If fleas do invade, take steps to rid them from your home and keep them away. First, vacuum your carpets thoroughly. After vacuuming, dispose of the bag immediately because eggs and larvae will continue to develop in the bag. Next, shampoo or steam clean the carpet to remove additional fleas and larvae. If you choose to use an insecticide in your home, cleaning the carpets first allows the product to go deeper into the carpet.

To prevent infestations from getting a foothold, Mike Merchant, PhD, a professor and extension urban entomologist at the Texas A&M AgriLife Extension Service, recommends using diatomaceous earth (DE).

This fine, talc-like powder comes from ancient marine plankton and dries out fleas at all stages. Use only food-grade DE, which is available at some hardware or seed stores, and online. It’s considered nontoxic and safe for pets and children. But when spreading it, take care not to inhale it because it could damage your lungs if you breathed in too much.
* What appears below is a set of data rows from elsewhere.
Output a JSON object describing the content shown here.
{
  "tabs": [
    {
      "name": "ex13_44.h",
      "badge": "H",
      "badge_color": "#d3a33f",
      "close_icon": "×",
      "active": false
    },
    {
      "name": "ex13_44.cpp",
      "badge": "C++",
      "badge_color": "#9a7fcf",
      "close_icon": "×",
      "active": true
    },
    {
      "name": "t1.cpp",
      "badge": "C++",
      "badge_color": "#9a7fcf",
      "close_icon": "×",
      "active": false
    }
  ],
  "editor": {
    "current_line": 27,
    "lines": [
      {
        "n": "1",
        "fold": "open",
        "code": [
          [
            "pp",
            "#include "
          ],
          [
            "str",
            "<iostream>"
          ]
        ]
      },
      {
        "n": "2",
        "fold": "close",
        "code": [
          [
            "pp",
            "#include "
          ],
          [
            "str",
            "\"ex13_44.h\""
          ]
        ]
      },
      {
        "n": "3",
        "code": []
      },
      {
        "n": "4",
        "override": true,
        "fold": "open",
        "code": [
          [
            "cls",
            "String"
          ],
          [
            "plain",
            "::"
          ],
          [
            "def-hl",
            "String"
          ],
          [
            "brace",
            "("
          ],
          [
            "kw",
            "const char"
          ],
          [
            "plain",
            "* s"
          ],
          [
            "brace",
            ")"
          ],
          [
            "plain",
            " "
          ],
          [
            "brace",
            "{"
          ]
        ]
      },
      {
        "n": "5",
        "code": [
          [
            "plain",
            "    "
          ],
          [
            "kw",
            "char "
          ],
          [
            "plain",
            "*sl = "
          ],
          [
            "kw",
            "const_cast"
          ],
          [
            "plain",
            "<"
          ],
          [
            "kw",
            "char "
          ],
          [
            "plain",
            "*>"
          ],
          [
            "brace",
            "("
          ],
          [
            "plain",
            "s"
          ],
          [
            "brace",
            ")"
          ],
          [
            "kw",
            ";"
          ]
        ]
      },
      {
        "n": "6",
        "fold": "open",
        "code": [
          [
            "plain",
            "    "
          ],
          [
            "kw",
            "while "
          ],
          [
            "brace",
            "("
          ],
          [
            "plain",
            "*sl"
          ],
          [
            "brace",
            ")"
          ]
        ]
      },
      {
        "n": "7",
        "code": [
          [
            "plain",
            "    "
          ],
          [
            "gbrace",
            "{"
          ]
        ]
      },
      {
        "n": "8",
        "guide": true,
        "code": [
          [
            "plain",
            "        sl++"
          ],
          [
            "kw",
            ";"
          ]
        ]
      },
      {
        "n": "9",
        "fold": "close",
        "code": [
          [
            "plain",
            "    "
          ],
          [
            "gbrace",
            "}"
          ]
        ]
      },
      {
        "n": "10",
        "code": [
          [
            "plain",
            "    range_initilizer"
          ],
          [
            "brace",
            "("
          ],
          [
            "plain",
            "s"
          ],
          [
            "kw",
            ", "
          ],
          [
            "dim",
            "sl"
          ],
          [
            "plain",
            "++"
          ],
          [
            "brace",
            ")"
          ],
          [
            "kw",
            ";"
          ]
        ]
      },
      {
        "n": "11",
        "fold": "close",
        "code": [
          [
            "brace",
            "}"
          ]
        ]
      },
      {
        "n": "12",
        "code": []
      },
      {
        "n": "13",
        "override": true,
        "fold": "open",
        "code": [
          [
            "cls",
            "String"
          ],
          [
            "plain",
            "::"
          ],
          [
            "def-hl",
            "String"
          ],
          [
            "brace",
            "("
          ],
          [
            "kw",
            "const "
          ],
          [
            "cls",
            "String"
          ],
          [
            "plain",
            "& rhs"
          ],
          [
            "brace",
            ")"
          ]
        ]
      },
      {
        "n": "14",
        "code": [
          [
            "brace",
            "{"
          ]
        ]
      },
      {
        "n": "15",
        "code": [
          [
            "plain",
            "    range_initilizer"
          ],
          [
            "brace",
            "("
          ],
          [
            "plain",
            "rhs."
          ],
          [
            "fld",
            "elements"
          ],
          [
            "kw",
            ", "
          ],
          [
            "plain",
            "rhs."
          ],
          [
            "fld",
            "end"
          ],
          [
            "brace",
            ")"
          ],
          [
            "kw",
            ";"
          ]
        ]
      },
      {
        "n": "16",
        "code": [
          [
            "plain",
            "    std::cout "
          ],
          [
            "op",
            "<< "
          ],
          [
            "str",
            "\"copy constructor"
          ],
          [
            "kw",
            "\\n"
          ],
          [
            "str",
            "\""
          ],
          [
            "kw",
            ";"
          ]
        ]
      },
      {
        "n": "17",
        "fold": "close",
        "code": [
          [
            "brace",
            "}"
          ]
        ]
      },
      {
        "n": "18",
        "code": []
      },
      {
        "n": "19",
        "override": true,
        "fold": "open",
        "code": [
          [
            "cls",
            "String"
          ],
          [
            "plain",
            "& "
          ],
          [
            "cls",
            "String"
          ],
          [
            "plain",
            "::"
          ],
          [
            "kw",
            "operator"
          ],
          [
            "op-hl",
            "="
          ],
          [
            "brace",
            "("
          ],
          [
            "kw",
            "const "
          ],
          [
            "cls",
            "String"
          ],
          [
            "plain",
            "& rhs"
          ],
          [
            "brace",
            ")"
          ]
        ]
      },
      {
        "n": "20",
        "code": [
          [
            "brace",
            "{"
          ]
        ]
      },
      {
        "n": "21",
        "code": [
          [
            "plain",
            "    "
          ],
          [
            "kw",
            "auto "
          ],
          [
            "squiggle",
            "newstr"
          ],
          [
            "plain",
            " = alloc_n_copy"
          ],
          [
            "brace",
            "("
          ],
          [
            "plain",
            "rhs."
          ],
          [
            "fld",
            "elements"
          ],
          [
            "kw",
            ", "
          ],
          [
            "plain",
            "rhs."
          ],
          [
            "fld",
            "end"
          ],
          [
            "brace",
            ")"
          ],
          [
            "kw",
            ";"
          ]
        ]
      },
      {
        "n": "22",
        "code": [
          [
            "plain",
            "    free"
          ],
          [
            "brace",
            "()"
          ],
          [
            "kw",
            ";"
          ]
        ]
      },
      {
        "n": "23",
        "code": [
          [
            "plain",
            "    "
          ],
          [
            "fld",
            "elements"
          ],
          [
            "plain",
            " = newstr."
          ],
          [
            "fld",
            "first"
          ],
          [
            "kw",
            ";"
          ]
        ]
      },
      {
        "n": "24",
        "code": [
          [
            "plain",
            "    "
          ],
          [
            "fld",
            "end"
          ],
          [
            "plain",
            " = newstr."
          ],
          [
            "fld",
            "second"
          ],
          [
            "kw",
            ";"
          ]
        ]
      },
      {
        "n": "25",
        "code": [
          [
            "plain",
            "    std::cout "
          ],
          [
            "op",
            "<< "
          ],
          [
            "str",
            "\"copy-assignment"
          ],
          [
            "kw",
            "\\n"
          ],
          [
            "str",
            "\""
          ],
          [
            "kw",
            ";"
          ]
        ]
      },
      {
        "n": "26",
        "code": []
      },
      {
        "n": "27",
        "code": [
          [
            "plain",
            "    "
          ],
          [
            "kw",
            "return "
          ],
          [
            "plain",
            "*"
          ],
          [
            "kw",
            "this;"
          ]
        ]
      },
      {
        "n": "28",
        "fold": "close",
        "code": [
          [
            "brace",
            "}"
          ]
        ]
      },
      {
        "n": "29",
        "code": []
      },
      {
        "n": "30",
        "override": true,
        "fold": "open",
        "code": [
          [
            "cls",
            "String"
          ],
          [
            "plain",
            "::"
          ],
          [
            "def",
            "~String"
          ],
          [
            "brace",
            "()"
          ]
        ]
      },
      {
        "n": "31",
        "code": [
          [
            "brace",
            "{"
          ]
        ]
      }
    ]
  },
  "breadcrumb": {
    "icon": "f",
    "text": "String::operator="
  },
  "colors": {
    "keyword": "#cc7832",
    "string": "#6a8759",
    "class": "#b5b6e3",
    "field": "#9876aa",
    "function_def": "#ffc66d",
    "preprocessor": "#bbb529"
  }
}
Merchant recommends sprinkling the dust under furniture cushions, along baseboards, in pet beds, and brushing it into the cracks in hardwood floors.

Another alternative is an insect growth regulator, or IGR. These products make adult fleas sterile, kill larvae, and cause eggs not to hatch. It is available as a pill from your veterinarian. There also are IGR sprays, dips, spot-on products, and collars with methoprene or pyriproxyfen. Some can last 6 months or more, helping prevent infestations but how long it lasts depends on the form you choose. Ask your vet which is best for you.